Architecture
Pre-Professional & Cooperative Program
The liberal arts curriculum provides a strong foundation for professional study in architecture. As preparation for a professional degree program, Knox offers several courses in the art department that specifically involve the study of architecture. Others develop skills that professional architects will use every day in their careers.
The special cooperative program that Knox offers with Washington University is an excellent choice for students with a strong interest in art and architecture.
The Program
Knox offers seven courses in the art department that specifically involve the study of architecture. Other art courses—such as Site-Specific Art and Interpreting Landscape, as well as a half-dozen more in the field of sculpture—develop skills that professional architects will use in their careers.

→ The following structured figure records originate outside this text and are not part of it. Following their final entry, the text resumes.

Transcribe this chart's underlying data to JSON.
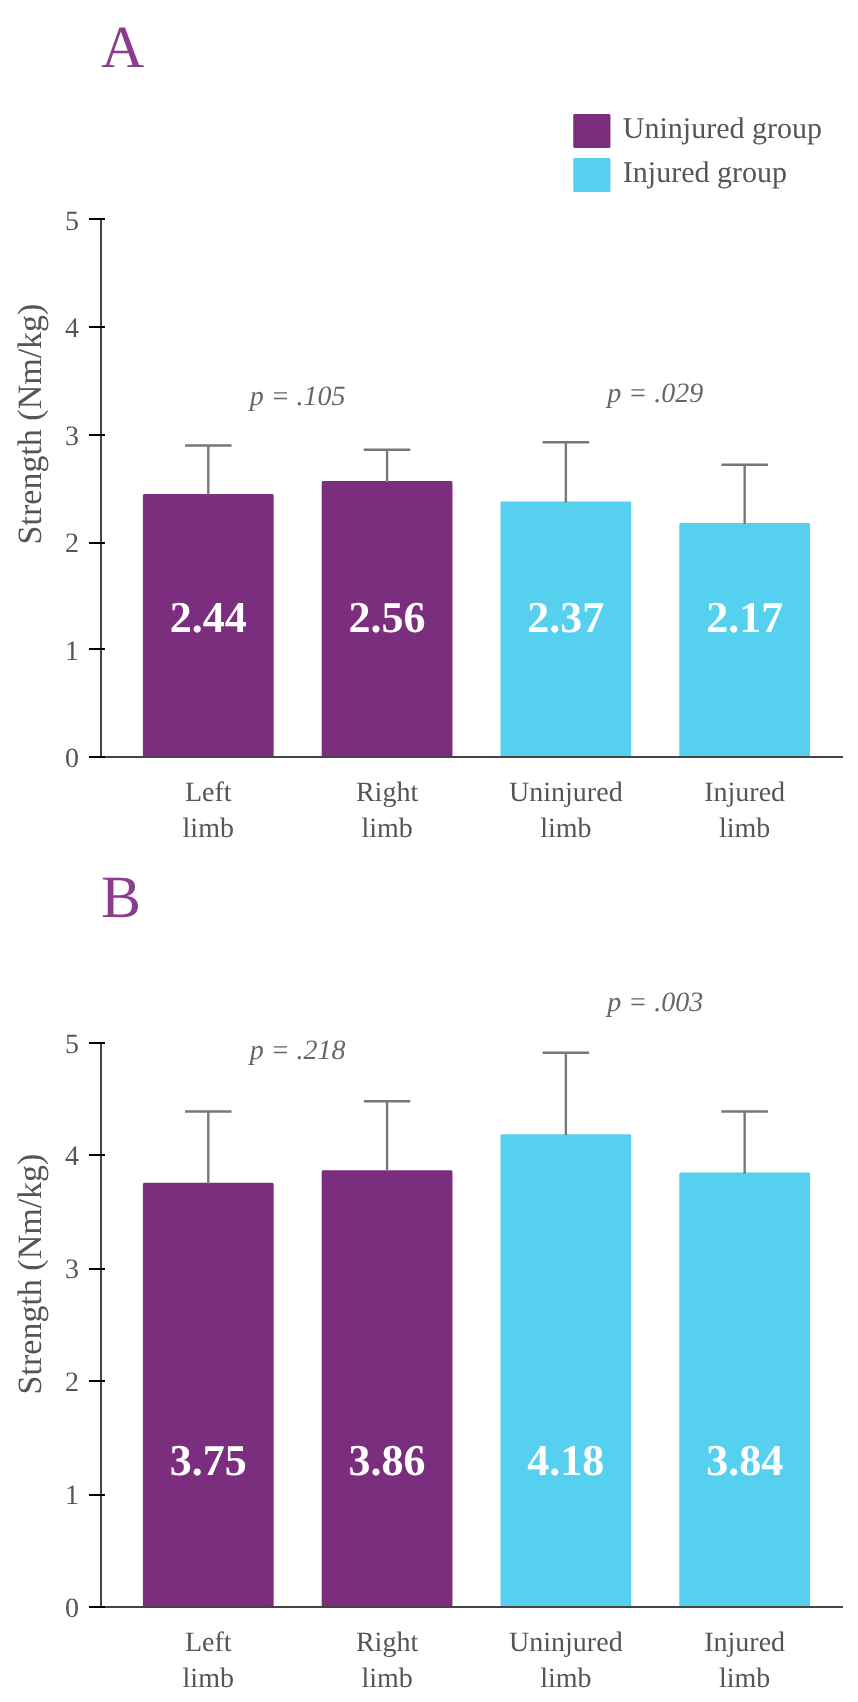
{
  "chart_data": [
    {
      "type": "bar",
      "title": "A",
      "ylabel": "Strength (Nm/kg)",
      "categories": [
        "Left limb",
        "Right limb",
        "Uninjured limb",
        "Injured limb"
      ],
      "series": [
        {
          "name": "Uninjured group",
          "color": "#7b2d7e",
          "values": [
            2.44,
            2.56,
            null,
            null
          ],
          "errors": [
            [
              2.44,
              2.9
            ],
            [
              2.56,
              2.86
            ],
            null,
            null
          ]
        },
        {
          "name": "Injured group",
          "color": "#55d0ee",
          "values": [
            null,
            null,
            2.37,
            2.17
          ],
          "errors": [
            null,
            null,
            [
              2.37,
              2.93
            ],
            [
              2.17,
              2.72
            ]
          ]
        }
      ],
      "ylim": [
        0,
        5
      ],
      "yticks": [
        0,
        1,
        2,
        3,
        4,
        5
      ],
      "data_labels": true,
      "legend": "top right",
      "grid": false,
      "annotations": [
        "p = .105",
        "p = .029"
      ]
    },
    {
      "type": "bar",
      "title": "B",
      "ylabel": "Strength (Nm/kg)",
      "categories": [
        "Left limb",
        "Right limb",
        "Uninjured limb",
        "Injured limb"
      ],
      "series": [
        {
          "color": "#7b2d7e",
          "values": [
            3.75,
            3.86,
            null,
            null
          ],
          "errors": [
            [
              3.75,
              4.39
            ],
            [
              3.86,
              4.48
            ],
            null,
            null
          ]
        },
        {
          "color": "#55d0ee",
          "values": [
            null,
            null,
            4.18,
            3.84
          ],
          "errors": [
            null,
            null,
            [
              4.18,
              4.91
            ],
            [
              3.84,
              4.39
            ]
          ]
        }
      ],
      "ylim": [
        0,
        5
      ],
      "yticks": [
        0,
        1,
        2,
        3,
        4,
        5
      ],
      "data_labels": true,
      "legend": false,
      "grid": false,
      "annotations": [
        "p = .218",
        "p = .003"
      ]
    }
  ]
}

Preparation for architectural work requires a background in other fields for which Knox is highly regarded—especially mathematics, physics and history. The result is that Knox students who apply to architecture schools are very well prepared, are accepted into prestigious programs, and excel in their subsequent careers.

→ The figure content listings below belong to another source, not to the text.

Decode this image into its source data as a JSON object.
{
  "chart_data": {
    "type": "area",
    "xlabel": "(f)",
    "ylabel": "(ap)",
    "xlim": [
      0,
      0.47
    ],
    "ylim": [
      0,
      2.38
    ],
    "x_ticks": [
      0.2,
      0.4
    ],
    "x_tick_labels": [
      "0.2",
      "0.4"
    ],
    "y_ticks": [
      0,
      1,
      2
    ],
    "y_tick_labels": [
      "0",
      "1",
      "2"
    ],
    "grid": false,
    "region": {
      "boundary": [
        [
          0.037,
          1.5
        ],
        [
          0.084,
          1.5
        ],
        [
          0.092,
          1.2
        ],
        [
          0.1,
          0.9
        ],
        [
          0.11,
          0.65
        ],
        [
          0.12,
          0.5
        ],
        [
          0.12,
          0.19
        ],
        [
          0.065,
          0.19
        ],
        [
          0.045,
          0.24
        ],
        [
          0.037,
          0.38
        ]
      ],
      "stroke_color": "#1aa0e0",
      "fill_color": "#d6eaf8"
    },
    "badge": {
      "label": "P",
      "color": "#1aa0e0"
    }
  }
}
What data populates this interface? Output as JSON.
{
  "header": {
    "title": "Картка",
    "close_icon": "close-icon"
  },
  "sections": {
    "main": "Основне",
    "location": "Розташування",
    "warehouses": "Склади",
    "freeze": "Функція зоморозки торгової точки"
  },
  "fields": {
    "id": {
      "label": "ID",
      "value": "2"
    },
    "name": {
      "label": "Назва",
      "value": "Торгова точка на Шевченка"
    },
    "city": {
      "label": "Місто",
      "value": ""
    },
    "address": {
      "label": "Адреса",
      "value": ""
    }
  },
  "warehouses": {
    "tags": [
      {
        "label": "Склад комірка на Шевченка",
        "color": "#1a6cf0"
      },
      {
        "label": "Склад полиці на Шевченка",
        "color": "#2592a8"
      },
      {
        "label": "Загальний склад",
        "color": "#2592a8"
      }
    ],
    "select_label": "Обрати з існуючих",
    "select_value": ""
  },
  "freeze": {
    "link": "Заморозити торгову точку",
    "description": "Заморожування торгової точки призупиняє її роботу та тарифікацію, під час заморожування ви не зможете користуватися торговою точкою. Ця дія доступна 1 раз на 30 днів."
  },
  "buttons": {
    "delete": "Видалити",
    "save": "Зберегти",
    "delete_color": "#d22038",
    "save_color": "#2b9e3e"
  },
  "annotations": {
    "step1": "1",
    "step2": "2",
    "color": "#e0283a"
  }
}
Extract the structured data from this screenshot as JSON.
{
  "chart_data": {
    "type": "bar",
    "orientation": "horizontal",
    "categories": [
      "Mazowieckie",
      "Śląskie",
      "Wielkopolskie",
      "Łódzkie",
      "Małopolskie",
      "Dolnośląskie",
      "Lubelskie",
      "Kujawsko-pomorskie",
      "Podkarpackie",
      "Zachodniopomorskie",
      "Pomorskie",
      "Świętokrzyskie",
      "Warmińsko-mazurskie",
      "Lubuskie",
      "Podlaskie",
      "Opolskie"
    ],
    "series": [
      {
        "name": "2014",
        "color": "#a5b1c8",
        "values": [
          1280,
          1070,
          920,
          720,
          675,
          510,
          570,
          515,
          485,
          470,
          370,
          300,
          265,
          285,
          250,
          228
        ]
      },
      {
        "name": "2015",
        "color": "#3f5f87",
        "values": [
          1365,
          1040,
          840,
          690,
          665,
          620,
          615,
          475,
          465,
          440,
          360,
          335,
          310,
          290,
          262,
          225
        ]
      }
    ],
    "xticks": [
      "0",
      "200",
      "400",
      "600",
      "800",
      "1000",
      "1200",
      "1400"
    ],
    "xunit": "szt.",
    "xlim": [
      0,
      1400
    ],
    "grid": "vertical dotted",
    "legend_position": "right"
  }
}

Courses in Preparation for Architecture
- Art 123—History of Architecture. Surveys world architecture from the Neolithic to the present.
- Art 202—Greek Art and Architecture. Greek vase-painting, sculpture, and temple architecture are surveyed.
- Art 222—Medieval Art and Architecture. Early Christian, Byzantine, Carolingian, Romanesque and Gothic art and architecture.
- Art 223—Renaissance Art and Architecture. European architecture, sculpture, and painting of the fifteenth and sixteenth centuries.
- Art 224—Baroque Art and Architecture. Seventeenth and eighteenth century European painting, sculpture and architecture.
- Art 225—Nineteenth Century European and American Art and Architecture. Major movements from Neoclassicism to Post-Impressionism.
- Art 226—Twentieth Century European and American Art and Architecture—European and American painting, sculpture and architecture from 1900 to present.
- Art 262—Site-Specific Art. Questions the traditional role of art by taking works outside the gallery context and placing them in a public arena.
- Art 263—Interpreting Landscape. A variety of approaches to the pictorial language of color and drawing is investigated through painting from nature.